Every side project I've ever abandoned died the same death: not from lack of ideas, but from infrastructure fatigue. Docker compose files. Connection pools. Migration tools that needed their own migration tools.

Then I started shipping everything on SQLite, and things started finishing.

The case for a file on disk

A database that is just a file has properties that are easy to underestimate:

  • Backups are cp. Your entire disaster recovery plan fits in a cron job.
  • Dev equals prod. No "works with my local Postgres 15 but prod is 13" surprises.
  • Zero network hops. Reads are measured in microseconds, not milliseconds.
  • Transactions are real. Full ACID, WAL mode, the works.

What the skeptics get wrong

The classic objection is concurrency.

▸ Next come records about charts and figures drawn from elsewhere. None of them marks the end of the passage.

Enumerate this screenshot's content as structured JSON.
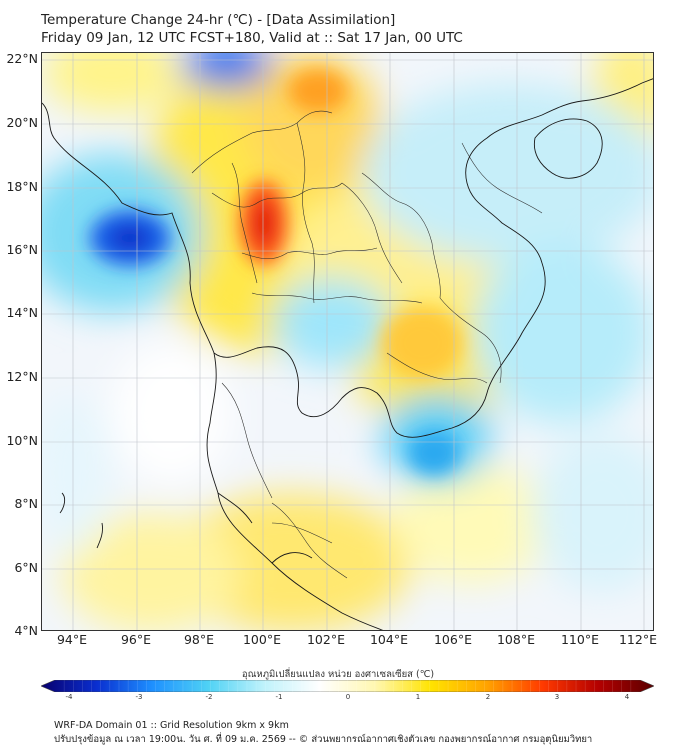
{
  "title_line1": "Temperature Change 24-hr (℃) - [Data Assimilation]",
  "title_line2": "Friday 09 Jan, 12 UTC FCST+180, Valid at :: Sat 17 Jan, 00 UTC",
  "lat_labels": [
    "22°N",
    "20°N",
    "18°N",
    "16°N",
    "14°N",
    "12°N",
    "10°N",
    "8°N",
    "6°N",
    "4°N"
  ],
  "lon_labels": [
    "94°E",
    "96°E",
    "98°E",
    "100°E",
    "102°E",
    "104°E",
    "106°E",
    "108°E",
    "110°E",
    "112°E"
  ],
  "colorbar": {
    "title": "อุณหภูมิเปลี่ยนแปลง หน่วย องศาเซลเซียส (℃)",
    "ticks": [
      "-4",
      "-3",
      "-2",
      "-1",
      "0",
      "1",
      "2",
      "3",
      "4"
    ],
    "colors": [
      "#08006e",
      "#0a2fd0",
      "#1e90ff",
      "#4fd2f5",
      "#bff2fb",
      "#ffffff",
      "#fff7b0",
      "#ffe300",
      "#ffa300",
      "#ff3a00",
      "#b40000",
      "#5a0000"
    ]
  },
  "footer_line1": "WRF-DA Domain 01 :: Grid Resolution 9km x 9km",
  "footer_line2": "ปรับปรุงข้อมูล ณ เวลา 19:00น. วัน ศ. ที่ 09 ม.ค. 2569 -- © ส่วนพยากรณ์อากาศเชิงตัวเลข กองพยากรณ์อากาศ กรมอุตุนิยมวิทยา"
}
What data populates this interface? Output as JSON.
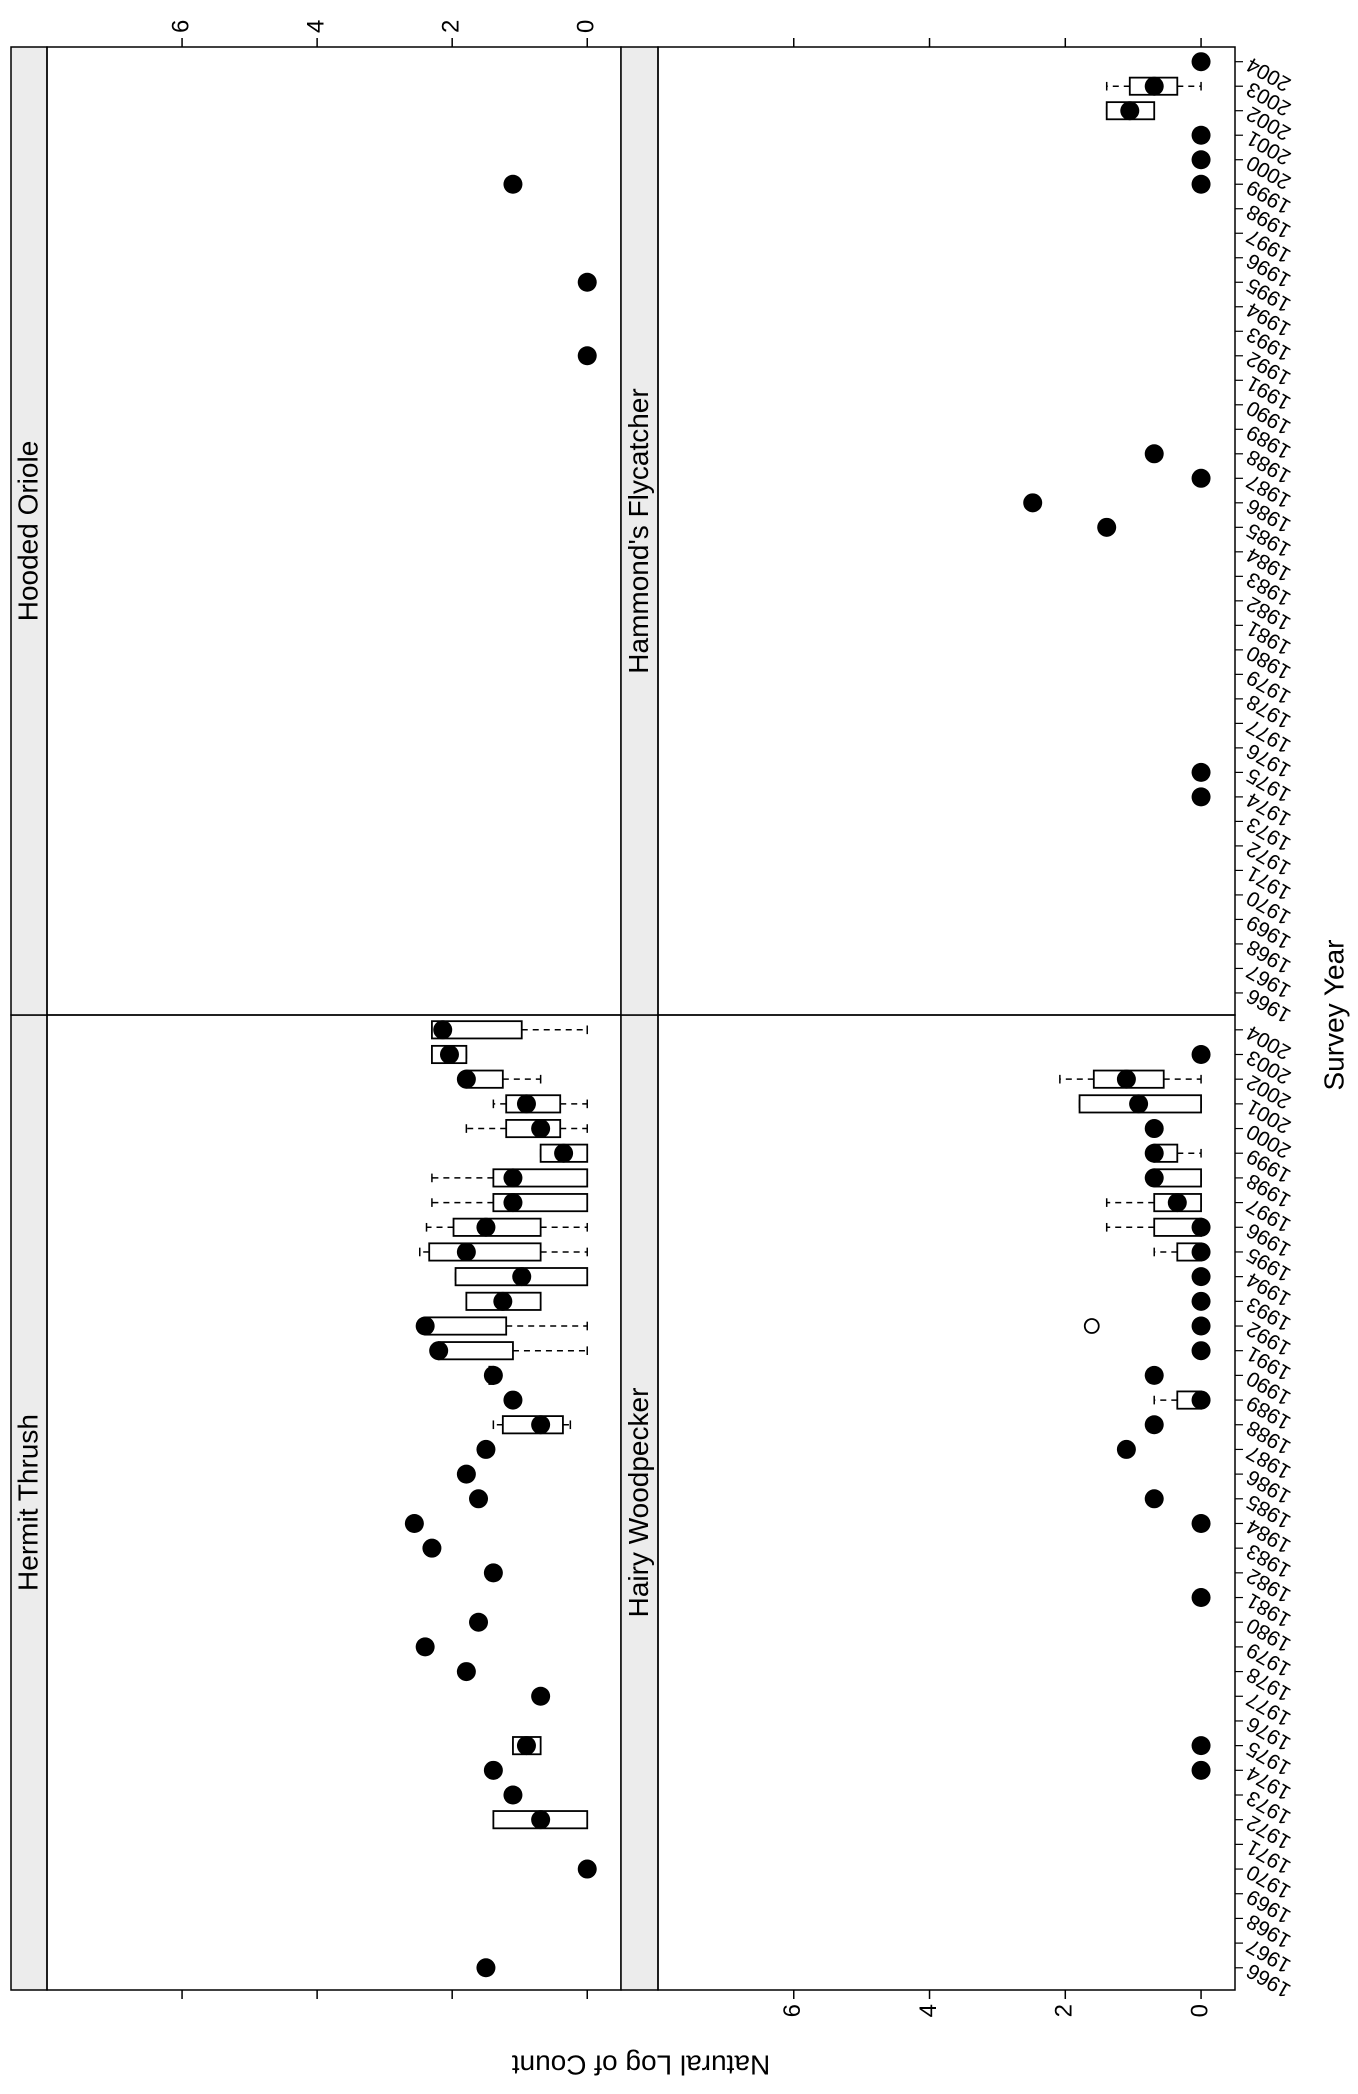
{
  "chart_data": {
    "type": "boxplot",
    "xlabel": "Survey Year",
    "ylabel": "Natural Log of Count",
    "xlim": [
      1965.1,
      2004.6
    ],
    "ylim": [
      -0.5,
      8
    ],
    "xticks": [
      1966,
      1967,
      1968,
      1969,
      1970,
      1971,
      1972,
      1973,
      1974,
      1975,
      1976,
      1977,
      1978,
      1979,
      1980,
      1981,
      1982,
      1983,
      1984,
      1985,
      1986,
      1987,
      1988,
      1989,
      1990,
      1991,
      1992,
      1993,
      1994,
      1995,
      1996,
      1997,
      1998,
      1999,
      2000,
      2001,
      2002,
      2003,
      2004
    ],
    "yticks": [
      0,
      2,
      4,
      6
    ],
    "color": "#000000",
    "panels": [
      {
        "title": "Hermit Thrush",
        "x": [
          1966,
          1970,
          1972,
          1973,
          1974,
          1975,
          1977,
          1978,
          1979,
          1980,
          1982,
          1983,
          1984,
          1985,
          1986,
          1987,
          1988,
          1989,
          1990,
          1991,
          1992,
          1993,
          1994,
          1995,
          1996,
          1997,
          1998,
          1999,
          2000,
          2001,
          2002,
          2003,
          2004
        ],
        "median": [
          1.5,
          0,
          0.69,
          1.1,
          1.39,
          0.9,
          0.69,
          1.79,
          2.4,
          1.61,
          1.39,
          2.3,
          2.56,
          1.61,
          1.79,
          1.5,
          0.69,
          1.1,
          1.39,
          2.2,
          2.4,
          1.25,
          0.97,
          1.79,
          1.5,
          1.1,
          1.1,
          0.35,
          0.69,
          0.9,
          1.79,
          2.04,
          2.14
        ],
        "boxes": [
          {
            "x": 1972,
            "whisker_low": 0,
            "q1": 0,
            "q3": 1.39,
            "whisker_high": 1.39
          },
          {
            "x": 1975,
            "whisker_low": 0.69,
            "q1": 0.69,
            "q3": 1.1,
            "whisker_high": 1.1
          },
          {
            "x": 1988,
            "whisker_low": 0.25,
            "q1": 0.36,
            "q3": 1.25,
            "whisker_high": 1.39
          },
          {
            "x": 1990,
            "whisker_low": 1.3,
            "q1": 1.39,
            "q3": 1.45,
            "whisker_high": 1.5
          },
          {
            "x": 1991,
            "whisker_low": 0,
            "q1": 1.1,
            "q3": 2.2,
            "whisker_high": 2.2
          },
          {
            "x": 1992,
            "whisker_low": 0,
            "q1": 1.2,
            "q3": 2.4,
            "whisker_high": 2.45
          },
          {
            "x": 1993,
            "whisker_low": 0.69,
            "q1": 0.69,
            "q3": 1.79,
            "whisker_high": 1.79
          },
          {
            "x": 1994,
            "whisker_low": 0,
            "q1": 0,
            "q3": 1.95,
            "whisker_high": 1.95
          },
          {
            "x": 1995,
            "whisker_low": 0,
            "q1": 0.69,
            "q3": 2.34,
            "whisker_high": 2.48
          },
          {
            "x": 1996,
            "whisker_low": 0,
            "q1": 0.69,
            "q3": 1.98,
            "whisker_high": 2.38
          },
          {
            "x": 1997,
            "whisker_low": 0,
            "q1": 0,
            "q3": 1.39,
            "whisker_high": 2.3
          },
          {
            "x": 1998,
            "whisker_low": 0,
            "q1": 0,
            "q3": 1.39,
            "whisker_high": 2.3
          },
          {
            "x": 1999,
            "whisker_low": 0,
            "q1": 0,
            "q3": 0.69,
            "whisker_high": 0.69
          },
          {
            "x": 2000,
            "whisker_low": 0,
            "q1": 0.4,
            "q3": 1.2,
            "whisker_high": 1.79
          },
          {
            "x": 2001,
            "whisker_low": 0,
            "q1": 0.4,
            "q3": 1.2,
            "whisker_high": 1.39
          },
          {
            "x": 2002,
            "whisker_low": 0.69,
            "q1": 1.25,
            "q3": 1.79,
            "whisker_high": 1.79
          },
          {
            "x": 2003,
            "whisker_low": 1.79,
            "q1": 1.79,
            "q3": 2.3,
            "whisker_high": 2.3
          },
          {
            "x": 2004,
            "whisker_low": 0,
            "q1": 0.97,
            "q3": 2.3,
            "whisker_high": 2.3
          }
        ],
        "outliers": []
      },
      {
        "title": "Hooded Oriole",
        "x": [
          1992,
          1995,
          1999
        ],
        "median": [
          0,
          0,
          1.1
        ],
        "boxes": [],
        "outliers": []
      },
      {
        "title": "Hairy Woodpecker",
        "x": [
          1974,
          1975,
          1981,
          1984,
          1985,
          1987,
          1988,
          1989,
          1990,
          1991,
          1992,
          1993,
          1994,
          1995,
          1996,
          1997,
          1998,
          1999,
          2000,
          2001,
          2002,
          2003
        ],
        "median": [
          0,
          0,
          0,
          0,
          0.69,
          1.1,
          0.69,
          0,
          0.69,
          0,
          0,
          0,
          0,
          0,
          0,
          0.35,
          0.69,
          0.69,
          0.69,
          0.92,
          1.1,
          0
        ],
        "boxes": [
          {
            "x": 1989,
            "whisker_low": 0,
            "q1": 0,
            "q3": 0.35,
            "whisker_high": 0.69
          },
          {
            "x": 1995,
            "whisker_low": 0,
            "q1": 0,
            "q3": 0.35,
            "whisker_high": 0.69
          },
          {
            "x": 1996,
            "whisker_low": 0,
            "q1": 0,
            "q3": 0.69,
            "whisker_high": 1.39
          },
          {
            "x": 1997,
            "whisker_low": 0,
            "q1": 0,
            "q3": 0.69,
            "whisker_high": 1.39
          },
          {
            "x": 1998,
            "whisker_low": 0,
            "q1": 0,
            "q3": 0.69,
            "whisker_high": 0.69
          },
          {
            "x": 1999,
            "whisker_low": 0,
            "q1": 0.35,
            "q3": 0.69,
            "whisker_high": 0.69
          },
          {
            "x": 2001,
            "whisker_low": 0,
            "q1": 0,
            "q3": 1.79,
            "whisker_high": 1.79
          },
          {
            "x": 2002,
            "whisker_low": 0,
            "q1": 0.55,
            "q3": 1.58,
            "whisker_high": 2.08
          }
        ],
        "outliers": [
          {
            "x": 1992,
            "y": 1.61
          }
        ]
      },
      {
        "title": "Hammond's Flycatcher",
        "x": [
          1974,
          1975,
          1985,
          1986,
          1987,
          1988,
          1999,
          2000,
          2001,
          2002,
          2003,
          2004
        ],
        "median": [
          0,
          0,
          1.39,
          2.48,
          0,
          0.69,
          0,
          0,
          0,
          1.05,
          0.69,
          0
        ],
        "boxes": [
          {
            "x": 2002,
            "whisker_low": 0.69,
            "q1": 0.69,
            "q3": 1.39,
            "whisker_high": 1.39
          },
          {
            "x": 2003,
            "whisker_low": 0,
            "q1": 0.35,
            "q3": 1.05,
            "whisker_high": 1.39
          }
        ],
        "outliers": []
      }
    ]
  }
}
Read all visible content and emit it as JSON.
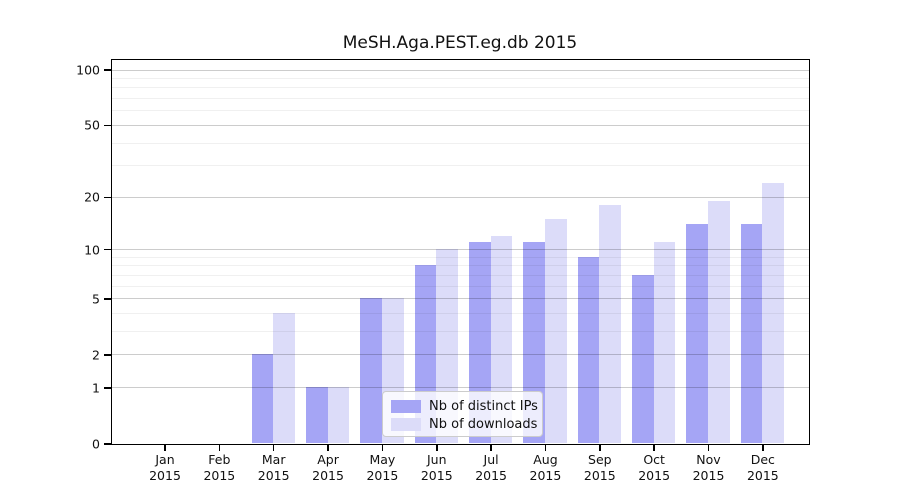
{
  "title": "MeSH.Aga.PEST.eg.db 2015",
  "colors": {
    "bar_distinct_ips": "#a5a5f5",
    "bar_downloads": "#dcdcf9",
    "grid_major": "rgba(0,0,0,0.20)",
    "grid_minor": "rgba(0,0,0,0.06)",
    "axis": "#000000"
  },
  "chart_data": {
    "type": "bar",
    "title": "MeSH.Aga.PEST.eg.db 2015",
    "categories": [
      "Jan 2015",
      "Feb 2015",
      "Mar 2015",
      "Apr 2015",
      "May 2015",
      "Jun 2015",
      "Jul 2015",
      "Aug 2015",
      "Sep 2015",
      "Oct 2015",
      "Nov 2015",
      "Dec 2015"
    ],
    "series": [
      {
        "name": "Nb of distinct IPs",
        "color_key": "bar_distinct_ips",
        "values": [
          0,
          0,
          2,
          1,
          5,
          8,
          11,
          11,
          9,
          7,
          14,
          14
        ]
      },
      {
        "name": "Nb of downloads",
        "color_key": "bar_downloads",
        "values": [
          0,
          0,
          4,
          1,
          5,
          10,
          12,
          15,
          18,
          11,
          19,
          24
        ]
      }
    ],
    "yscale": "log1p",
    "ylim": [
      0,
      100
    ],
    "y_ticks": [
      0,
      1,
      2,
      5,
      10,
      20,
      50,
      100
    ],
    "y_minor_gridlines": [
      3,
      4,
      6,
      7,
      8,
      9,
      30,
      40,
      60,
      70,
      80,
      90
    ],
    "grid": true,
    "legend_position": "inside-bottom-center"
  }
}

Here's the thing — with WAL mode enabled, readers never block writers and writers never block readers:

PRAGMA journal_mode = WAL;
PRAGMA synchronous = NORMAL;

A single writer at a time sounds scary until you measure it. SQLite can sustain tens of thousands of writes per second on commodity hardware. Your blog is not going to hit that. Your startup probably won't either.

A quick comparison

ConcernSQLiteManaged Postgres
Setup time0 secondsan afternoon
Monthly cost$0$15–$500
Backup storycopy a filetooling + prayer
p50 read latency~10µs~1ms + network
Horizontal scalenoyes

That last row is the honest one. When you genuinely need multiple writer nodes, you've outgrown it — and congratulations, because that's a success problem.

Where I draw the line

Use boring technology until the pain is specific, measurable, and yours — not borrowed from someone else's postmortem.

If you have one box serving requests, use SQLite. When you have five boxes and a load balancer, we can talk. Until then, enjoy the quiet.

Comments

night owlJuly 5, 2026

Shipped my last three projects on SQLite after reading this. The backup-is-cp point alone sold me.